A dichiararlo è Francesco Limatola, presidente di Upi Toscana, intervenendo sulla riforma nazionale che entro il 19 dicembre dovrà ridefinire i criteri di accesso ai fondi destinati alle aree montane.
“Con i criteri annunciati – spiega Limatola – verrebbero esclusi territori che da anni combattono contro spopolamento, carenza di servizi, difficoltà infrastrutturali, condizioni meteo estreme e fragilità economiche. Ridurre la montagna alla sola altitudine del centro abitato è una scelta ingiusta e miope: significa ignorare isolamento, rischio idrogeologico, viabilità complessa, scarsità di servizi essenziali. La Toscana interna e montana vive già oggi una condizione di grande fragilità: applicare questi criteri significherebbe aggravare ulteriormente differenze e diseguaglianze territoriali”.
Il presidente sottolinea anche un tema di metodo: “Novanta giorni per ridisegnare la geografia dei fondi destinati alla montagna è un tempo del tutto insufficiente. I territori non possono essere trattati come caselle da spuntare: dietro ogni Comune ci sono comunità, imprese, presidi sociali che tengono viva la Toscana rurale e montana. Non è accettabile – conclude Limatola – che il destino di intere comunità sia affidato a un algoritmo. Serve una scelta politica consapevole, che chiediamo in primo luogo al Governo e al Parlamento, per non abbandonare la montagna italiana e toscana”.
Simiani: “Destra cancella risorse per la montagna”
“La nuova classificazione delle aree montane prevista dalla legge nazionale rischia di trasformare la montagna italiana in un concetto limitato quasi esclusivamente alle Alpi, cancellando di fatto l’Appennino e le aree interne del centro e del sud dal perimetro delle politiche pubbliche. È un’impostazione miope e profondamente ingiusta: basare tutto su altitudine e pendenza significa ignorare le reali condizioni di vita dei territori, la distanza dai servizi, la fragilità socio-economica, il rischio idrogeologico, lo spopolamento crescente. Così facendo, non solo si condannano a un ingiustificato declassamento due comuni su tre, come denunciato da Anci Toscana e da molte altre realtà locali, ma si manda un messaggio devastante: che la montagna ‘vera’ valga solo dove è più alta, mentre le comunità appenniniche possono essere sacrificate”: è quanto dichiara il deputato del Pd Marco Simiani, capogruppo in Commissione Ambiente di Montecitorio.

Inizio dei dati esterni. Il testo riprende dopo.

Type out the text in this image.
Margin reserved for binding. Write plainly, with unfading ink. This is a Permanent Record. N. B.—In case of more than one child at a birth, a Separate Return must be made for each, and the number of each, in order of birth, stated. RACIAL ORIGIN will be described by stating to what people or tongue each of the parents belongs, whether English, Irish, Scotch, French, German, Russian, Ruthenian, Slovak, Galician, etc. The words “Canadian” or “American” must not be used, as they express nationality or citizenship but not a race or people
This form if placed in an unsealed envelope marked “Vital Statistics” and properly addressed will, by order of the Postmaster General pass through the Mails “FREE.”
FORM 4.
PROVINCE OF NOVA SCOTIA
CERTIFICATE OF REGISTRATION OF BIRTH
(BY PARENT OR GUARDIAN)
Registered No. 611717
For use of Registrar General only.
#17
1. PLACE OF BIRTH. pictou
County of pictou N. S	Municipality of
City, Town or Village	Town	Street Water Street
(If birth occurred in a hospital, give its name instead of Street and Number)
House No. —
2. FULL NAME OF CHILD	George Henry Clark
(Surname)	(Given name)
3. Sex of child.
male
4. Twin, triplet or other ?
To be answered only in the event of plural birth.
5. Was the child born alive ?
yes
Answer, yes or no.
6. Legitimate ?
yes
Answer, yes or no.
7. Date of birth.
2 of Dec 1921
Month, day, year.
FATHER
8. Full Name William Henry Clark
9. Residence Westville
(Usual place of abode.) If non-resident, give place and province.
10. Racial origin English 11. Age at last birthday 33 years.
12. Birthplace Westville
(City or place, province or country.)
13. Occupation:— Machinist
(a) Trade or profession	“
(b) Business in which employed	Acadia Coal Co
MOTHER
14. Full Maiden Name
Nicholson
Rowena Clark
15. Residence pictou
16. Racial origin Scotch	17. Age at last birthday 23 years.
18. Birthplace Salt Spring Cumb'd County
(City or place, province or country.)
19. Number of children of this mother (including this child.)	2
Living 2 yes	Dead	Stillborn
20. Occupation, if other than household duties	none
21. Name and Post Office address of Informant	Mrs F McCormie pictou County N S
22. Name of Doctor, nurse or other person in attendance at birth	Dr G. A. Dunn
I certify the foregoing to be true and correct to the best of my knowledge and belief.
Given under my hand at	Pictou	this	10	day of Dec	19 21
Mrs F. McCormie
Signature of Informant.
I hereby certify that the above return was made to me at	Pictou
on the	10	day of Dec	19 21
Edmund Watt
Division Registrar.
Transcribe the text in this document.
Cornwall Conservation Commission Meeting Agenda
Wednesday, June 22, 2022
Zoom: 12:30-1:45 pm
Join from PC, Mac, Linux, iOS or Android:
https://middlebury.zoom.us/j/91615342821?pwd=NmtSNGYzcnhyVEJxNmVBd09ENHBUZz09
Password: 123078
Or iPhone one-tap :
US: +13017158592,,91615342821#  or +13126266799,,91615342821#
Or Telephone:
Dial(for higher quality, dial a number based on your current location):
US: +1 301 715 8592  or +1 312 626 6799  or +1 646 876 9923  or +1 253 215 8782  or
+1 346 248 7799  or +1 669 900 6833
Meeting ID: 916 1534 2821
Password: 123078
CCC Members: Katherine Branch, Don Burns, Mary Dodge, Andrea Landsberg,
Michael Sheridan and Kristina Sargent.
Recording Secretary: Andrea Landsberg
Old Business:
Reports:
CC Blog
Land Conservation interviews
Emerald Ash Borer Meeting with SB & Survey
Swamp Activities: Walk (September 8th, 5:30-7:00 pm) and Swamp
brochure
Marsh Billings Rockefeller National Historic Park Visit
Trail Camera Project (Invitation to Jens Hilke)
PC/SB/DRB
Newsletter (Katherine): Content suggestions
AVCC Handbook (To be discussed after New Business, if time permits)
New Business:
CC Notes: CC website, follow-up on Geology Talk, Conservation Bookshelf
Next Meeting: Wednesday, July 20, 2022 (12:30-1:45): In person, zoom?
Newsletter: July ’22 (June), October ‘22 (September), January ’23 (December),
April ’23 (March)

“Con questa impostazione, il risultato sarà chiaro: una completa desertificazione delle aree montane del centro e del sud, che già oggi combattono contro declino demografico, isolamento e vulnerabilità ambientale. Le risorse previste dalla legge, insufficienti e distribuite con criteri sbagliati, rischiano di concentrare gli investimenti solo su porzioni limitate del territorio, abbandonando interi comprensori che rappresentano un patrimonio ambientale, sociale e culturale unico per il Paese. Per questo è indispensabile correggere subito la rotta: la montagna non si misura solo in metri, ma nelle condizioni reali delle comunità che la abitano. L’Italia non può permettersi una montagna di serie A e una di serie B”: conclude Simiani.